The second thing you could do is also perhaps related or could be related to 5G. You could build a forwarding plane behavior based on something other than adaptive IP. In short, you could create a parallel control plane to the IP control plane, and since you can partition a DriveNets Network Cloud into multiple “forwarding domains” with their own unique rules, the Network Cloud could play a different forwarding tune completely. Inside 5G Core (5G’s equivalent of Evolved Packet Core or EPC), you have to direct tunnels to get user data to the right cells. You could do that directly, without tunnels, using a different forwarding domain within a Network Cloud.

This validate-the-Network-Cloud isn’t just an academic exercise, either.

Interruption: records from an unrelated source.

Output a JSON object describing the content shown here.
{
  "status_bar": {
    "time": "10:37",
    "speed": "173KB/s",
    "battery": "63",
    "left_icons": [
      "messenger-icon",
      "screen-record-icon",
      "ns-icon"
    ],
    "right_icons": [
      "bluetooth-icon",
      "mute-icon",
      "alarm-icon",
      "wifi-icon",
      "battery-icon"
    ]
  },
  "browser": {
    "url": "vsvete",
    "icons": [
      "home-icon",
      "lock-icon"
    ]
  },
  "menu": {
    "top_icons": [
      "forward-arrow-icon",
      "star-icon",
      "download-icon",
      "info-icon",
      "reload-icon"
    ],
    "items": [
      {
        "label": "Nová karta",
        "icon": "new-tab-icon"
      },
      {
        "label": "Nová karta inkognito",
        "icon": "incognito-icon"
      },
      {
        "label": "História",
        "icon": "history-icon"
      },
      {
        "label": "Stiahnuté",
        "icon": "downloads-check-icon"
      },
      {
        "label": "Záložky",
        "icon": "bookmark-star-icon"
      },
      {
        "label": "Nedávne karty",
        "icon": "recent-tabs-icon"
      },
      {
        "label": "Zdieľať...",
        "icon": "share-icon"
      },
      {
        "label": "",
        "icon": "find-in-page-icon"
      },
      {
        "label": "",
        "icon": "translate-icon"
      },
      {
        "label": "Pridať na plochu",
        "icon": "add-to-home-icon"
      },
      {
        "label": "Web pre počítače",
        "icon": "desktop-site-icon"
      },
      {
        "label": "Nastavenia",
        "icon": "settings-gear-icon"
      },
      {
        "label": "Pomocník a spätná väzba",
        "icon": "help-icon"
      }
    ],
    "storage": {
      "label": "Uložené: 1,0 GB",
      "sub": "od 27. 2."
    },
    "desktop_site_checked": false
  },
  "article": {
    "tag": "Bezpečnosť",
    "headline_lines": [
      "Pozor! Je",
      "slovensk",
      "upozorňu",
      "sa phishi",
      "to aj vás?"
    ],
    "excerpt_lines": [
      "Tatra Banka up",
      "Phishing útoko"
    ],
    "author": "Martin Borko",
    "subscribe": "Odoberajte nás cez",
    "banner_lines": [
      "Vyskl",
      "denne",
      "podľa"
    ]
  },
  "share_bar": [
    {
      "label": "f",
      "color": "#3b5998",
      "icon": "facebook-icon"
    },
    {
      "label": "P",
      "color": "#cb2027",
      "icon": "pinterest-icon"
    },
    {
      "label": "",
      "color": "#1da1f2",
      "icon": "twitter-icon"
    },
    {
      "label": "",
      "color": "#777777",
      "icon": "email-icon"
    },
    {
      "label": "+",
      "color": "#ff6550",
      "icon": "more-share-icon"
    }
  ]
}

The stronger a point you make about the value of cluster routing as a hosting point for network functions, the more you raise the profile of a competitive concept, edge computing. If clusters are better primarily because the resources are close and the latency low, then server resources similarly clustered together would be good too. If OpenFlow forwarding switches combined with edge-hosted control-plane stuff, you’d end up with something that would answer Question One the same as DriveNets did.

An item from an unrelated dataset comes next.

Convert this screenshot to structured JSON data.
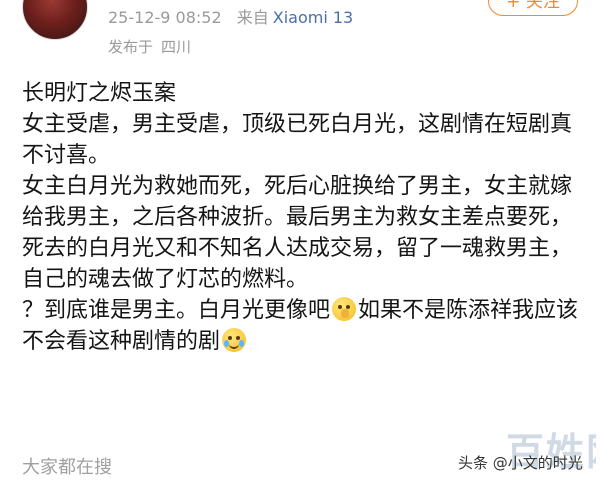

The critical question for is how they would enable the two possible benefits of close control-plane coupling, and the paper doesn’t address that. What I’d like to see from DriveNets is that next level of detail; how NCNF would work, how it would be exploited, and how they’ll control the security and behavioral compliance of any of these parallel domains. The current document adds a bit of diagrammatic meat to the bones of prior statements on third-party feature hosting, perhaps making some of the potential a bit more obvious. It still doesn’t do enough to convey what I think would be the real value of DriveNets’ model, and we need some more detail:

  • A description of how DNOR orchestration would control the deployment of third-party elements, perhaps relating it to Docker or Kubernetes.
  • A description, even at a high level, of the APIs available to link third-party elements to DriveNets’ operating system and middleware elements (DNOS/DNOR, presumably) and what they’d be used for.
  • A description of how higher-level elements could interact with the separate IP control-plane elements of the Network Cloud.
  • A description of how third-party elements could create another forwarding instance that would share the Network Cloud infrastructure, and what specific things that software would have to do to interact with the rest of DriveNets’ software.

Maybe the next paper will cover that, DriveNets?